Try this experiment — pay mindful attention the next “morning after” and throughout the day. Do you notice yourself feeling especially tense and edgy? If so, you aren’t alone. Decreasing my anxiety levels is one reason I decided to forego the sauce for good.
The problem lies with the way alcohol affects levels of neurotransmitters like dopamine, GABA and glutamate. All of these substances unite to impact your mood and sensitivity levels. When they rebound to normal the next day, you could end up feeling even more anxious than you did before you took the first drink.

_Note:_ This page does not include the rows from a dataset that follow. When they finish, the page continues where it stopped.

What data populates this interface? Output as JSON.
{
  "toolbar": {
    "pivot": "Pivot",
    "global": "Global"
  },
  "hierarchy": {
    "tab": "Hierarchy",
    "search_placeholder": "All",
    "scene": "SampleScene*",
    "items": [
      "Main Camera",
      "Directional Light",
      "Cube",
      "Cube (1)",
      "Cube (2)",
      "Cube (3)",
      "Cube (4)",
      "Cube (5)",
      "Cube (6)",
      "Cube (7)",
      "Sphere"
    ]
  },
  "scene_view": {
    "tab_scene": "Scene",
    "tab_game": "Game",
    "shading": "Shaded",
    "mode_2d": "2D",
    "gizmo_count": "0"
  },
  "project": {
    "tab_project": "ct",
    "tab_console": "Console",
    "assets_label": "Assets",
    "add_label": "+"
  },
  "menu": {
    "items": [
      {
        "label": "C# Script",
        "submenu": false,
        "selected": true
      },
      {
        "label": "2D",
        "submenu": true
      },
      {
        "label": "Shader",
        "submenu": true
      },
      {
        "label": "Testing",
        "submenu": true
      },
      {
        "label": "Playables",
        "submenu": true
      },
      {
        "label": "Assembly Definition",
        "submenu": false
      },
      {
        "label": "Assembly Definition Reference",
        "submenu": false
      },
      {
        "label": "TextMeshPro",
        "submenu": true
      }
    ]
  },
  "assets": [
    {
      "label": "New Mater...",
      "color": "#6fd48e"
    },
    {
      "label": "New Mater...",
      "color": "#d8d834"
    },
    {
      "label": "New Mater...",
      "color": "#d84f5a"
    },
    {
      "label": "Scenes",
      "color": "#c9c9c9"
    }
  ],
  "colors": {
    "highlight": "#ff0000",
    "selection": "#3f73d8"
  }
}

The solution, for many, is to reach for another drink to unwind. The problem with this approach is that you develop tolerance, meaning you need more alcohol to produce the sedating effects. Before you know it, you’re on the road to addiction.
4. I Find Healthier Ways to Relax
All things considered, having a drink is a pretty lousy way to unwind. The effects are fleeting — the only way to extend them is to imbibe more, which leads to adverse health effects. It can also get you in trouble with the law and destroy your relationships as your behavior becomes erratic.
Conversely, many healthier ways to unwind might require a bit of effort at first but pay off in lasting benefits. If my anxiety begins to spiral out of control, a yoga class can help calm me and activate my parasympathetic nervous system without giving me a hangover. I maintain the peaceful mental state I experience after class much longer than the sedating effects of a glass of merlot.
If something weighs on my mind, I seek out someone whom I trust to process my feelings and find a meaningful solution. I don’t always find easy answers — but it’s a far more effective strategy than postponing dealing with the issue while giving myself a wine headache to add to my woes.
Having a Baby Made Me Realize I Don’t Even Like Alcohol
I’m grateful to my children for many things. I never expected realizing I didn’t even like alcohol would be one of the perks, but it’s another decided benefit of having a baby.